Canadian dancer and choreographer (born 2003)

Mark Karmalita (born September 18, 2003) is a Canadian dancer and choreographer, known for appearing as a professional dancer on the British TV dancing competition series Strictly Come Dancing, since 2026.

==Life and career==
Karmalita was born on September 18, 2003, in Toronto, Canada. He is a two-time National Latin Champion in Canada, as well as a Canadian Championship winner and finalist across multiple age group dance categories.
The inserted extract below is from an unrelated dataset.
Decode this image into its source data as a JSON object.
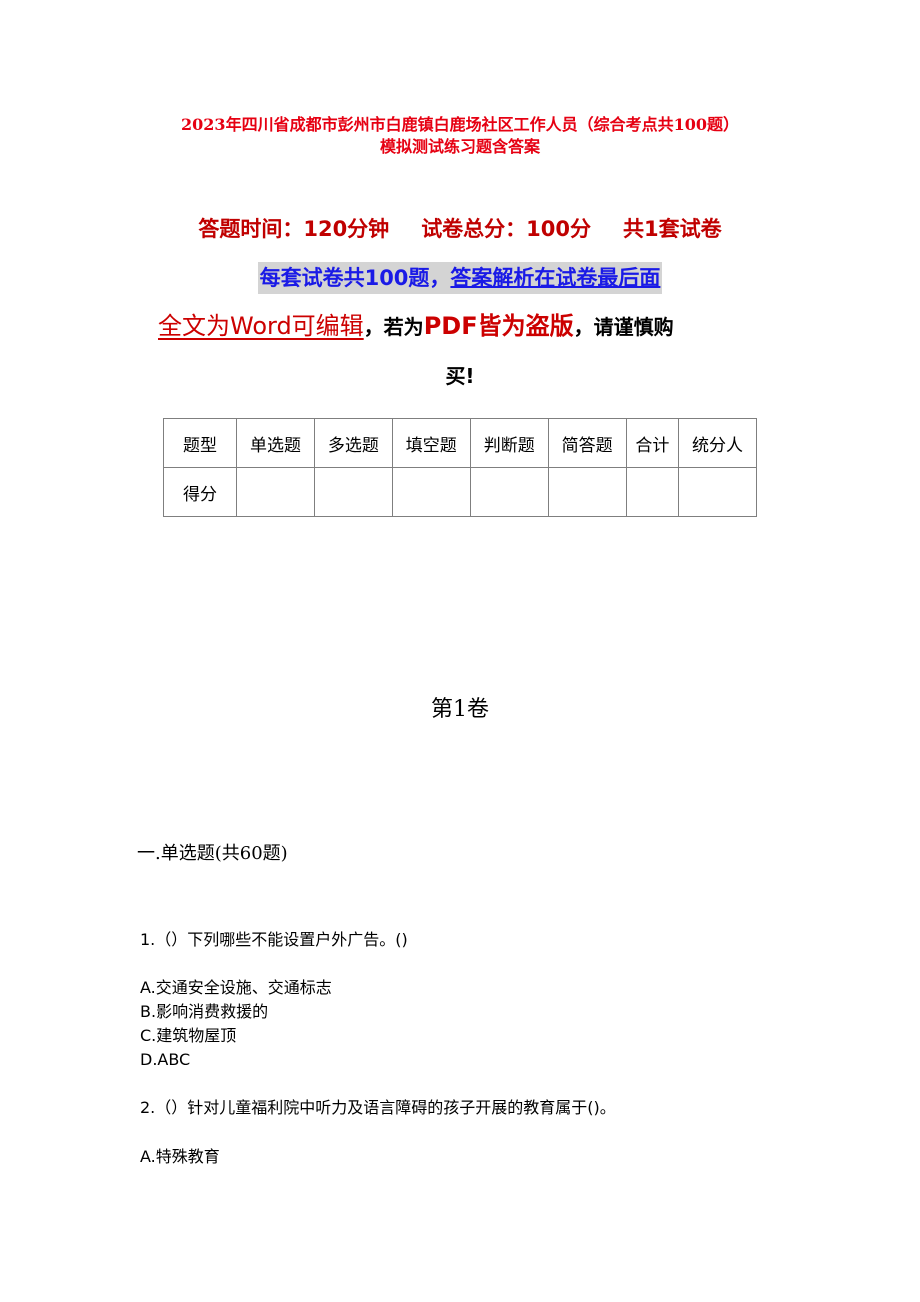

Karmalita is also an Empire Dance US Latin Rising Star Champion and was previously ranked 10th in the World at the Under 21 Latin Dance Festival in Blackpool.

In July 2026, Karmalita was announced to be joining the twenty-fourth series of the original British version of the Dancing with the Stars franchise, Strictly Come Dancing, as a professional dancer, alongside Aleksandra Isaeva, Maddie Ingoldsby, Lethabo Monametsi and Cristian Priori. Following the announcement, Karmalita said: "Joining Strictly feels incredibly special, and I'm honoured to be stepping into a ballroom with so much history and heart. I can't wait to bring my own style, connect with the audience, and enjoy every moment along the way. On 19 September 2026 he was paired with skeleton racer Tabby Stoecker.